Nevertheless, there was a lot of programming good that came out of Kelly’s six or so weeks in the R Language. Kelly is a Senior in Statistics at NCSU, so it was a very good thing that R was her first programming language. Most programmers start with variables that hold a single piece of data and build bigger structures to hold sets of data. Statistical languages start with whole data sets that allow the programmer to calculate measures of the data set and present the data in user friendly formats. There is a big difference in paradigms between statistical programming and the more traditional language like C/C++/C#, Java, and Python.
This semester Kelly took her first two programming classes: SAS (statistical) programming and Java. The difference between her preparedness for the two classes was stark. She was way out in front of everyone in her statistical programming class because she had learned to think of programming in terms of how to manipulate entire data sets where looping is often internal. In Java, not only did she have to learn how to think of data points rather than data sets, she also needed to create loops to work through all the points in the sets. Her meager six weeks of R experience paid huge dividends in her statistics class and she excelled there. It was a different story with the Java class.

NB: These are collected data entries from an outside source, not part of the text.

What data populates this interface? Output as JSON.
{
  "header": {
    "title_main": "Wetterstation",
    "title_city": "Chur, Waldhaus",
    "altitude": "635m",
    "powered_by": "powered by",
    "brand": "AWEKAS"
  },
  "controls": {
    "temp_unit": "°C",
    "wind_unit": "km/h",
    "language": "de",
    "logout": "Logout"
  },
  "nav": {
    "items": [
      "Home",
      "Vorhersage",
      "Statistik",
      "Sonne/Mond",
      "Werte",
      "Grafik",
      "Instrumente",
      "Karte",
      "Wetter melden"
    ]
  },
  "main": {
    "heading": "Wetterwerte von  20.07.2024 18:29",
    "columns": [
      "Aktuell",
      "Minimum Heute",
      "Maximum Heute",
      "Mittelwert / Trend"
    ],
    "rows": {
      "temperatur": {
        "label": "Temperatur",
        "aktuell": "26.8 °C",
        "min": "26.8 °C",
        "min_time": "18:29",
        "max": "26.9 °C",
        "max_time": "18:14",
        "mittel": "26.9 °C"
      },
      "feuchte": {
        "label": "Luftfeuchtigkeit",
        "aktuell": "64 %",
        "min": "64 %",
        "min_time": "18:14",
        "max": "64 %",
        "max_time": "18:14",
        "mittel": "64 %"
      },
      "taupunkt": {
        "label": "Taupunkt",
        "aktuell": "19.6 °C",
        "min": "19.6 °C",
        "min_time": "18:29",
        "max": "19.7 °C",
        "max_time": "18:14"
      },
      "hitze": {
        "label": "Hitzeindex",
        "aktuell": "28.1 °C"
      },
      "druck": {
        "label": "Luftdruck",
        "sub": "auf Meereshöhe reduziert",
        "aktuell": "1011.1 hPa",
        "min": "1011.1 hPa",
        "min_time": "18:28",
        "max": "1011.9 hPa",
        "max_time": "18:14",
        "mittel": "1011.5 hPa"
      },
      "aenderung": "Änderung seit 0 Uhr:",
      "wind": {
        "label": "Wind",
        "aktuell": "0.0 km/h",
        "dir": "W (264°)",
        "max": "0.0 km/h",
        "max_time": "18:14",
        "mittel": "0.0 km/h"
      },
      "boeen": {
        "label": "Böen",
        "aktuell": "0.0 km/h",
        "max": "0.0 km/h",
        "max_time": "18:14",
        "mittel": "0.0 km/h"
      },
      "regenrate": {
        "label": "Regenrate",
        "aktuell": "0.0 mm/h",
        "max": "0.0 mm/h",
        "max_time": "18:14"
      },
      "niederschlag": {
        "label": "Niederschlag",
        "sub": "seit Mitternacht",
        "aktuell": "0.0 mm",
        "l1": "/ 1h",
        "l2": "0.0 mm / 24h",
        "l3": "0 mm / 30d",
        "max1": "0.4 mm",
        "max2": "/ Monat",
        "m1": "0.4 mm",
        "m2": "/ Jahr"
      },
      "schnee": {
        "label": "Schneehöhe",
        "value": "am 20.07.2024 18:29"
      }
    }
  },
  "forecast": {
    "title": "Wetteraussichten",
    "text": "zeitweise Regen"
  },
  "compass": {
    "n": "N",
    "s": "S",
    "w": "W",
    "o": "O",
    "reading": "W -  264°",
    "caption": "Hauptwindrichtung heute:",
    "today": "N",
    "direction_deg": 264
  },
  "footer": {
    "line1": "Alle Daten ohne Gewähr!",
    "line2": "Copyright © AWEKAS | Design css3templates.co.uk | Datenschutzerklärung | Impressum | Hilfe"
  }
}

Kelly struggled and needed to spend many more hours during the first part of semester just to stay even in Java. By the middle of the semester, she had everything under control, but she did not start “getting” the material until the last few weeks of the semester. She kept her grade up until that light went on with memorization and hard work. It was frustrating to her and so unnecessary. If we would have done the same thing for Java as we had done for R by giving her some training before she got to the class, her experience would have been completely different. She gets the material now, but there could have been a good deal more joy and a deeper understanding of Java had I given her even a minimal amount of training–six weeks would have done it.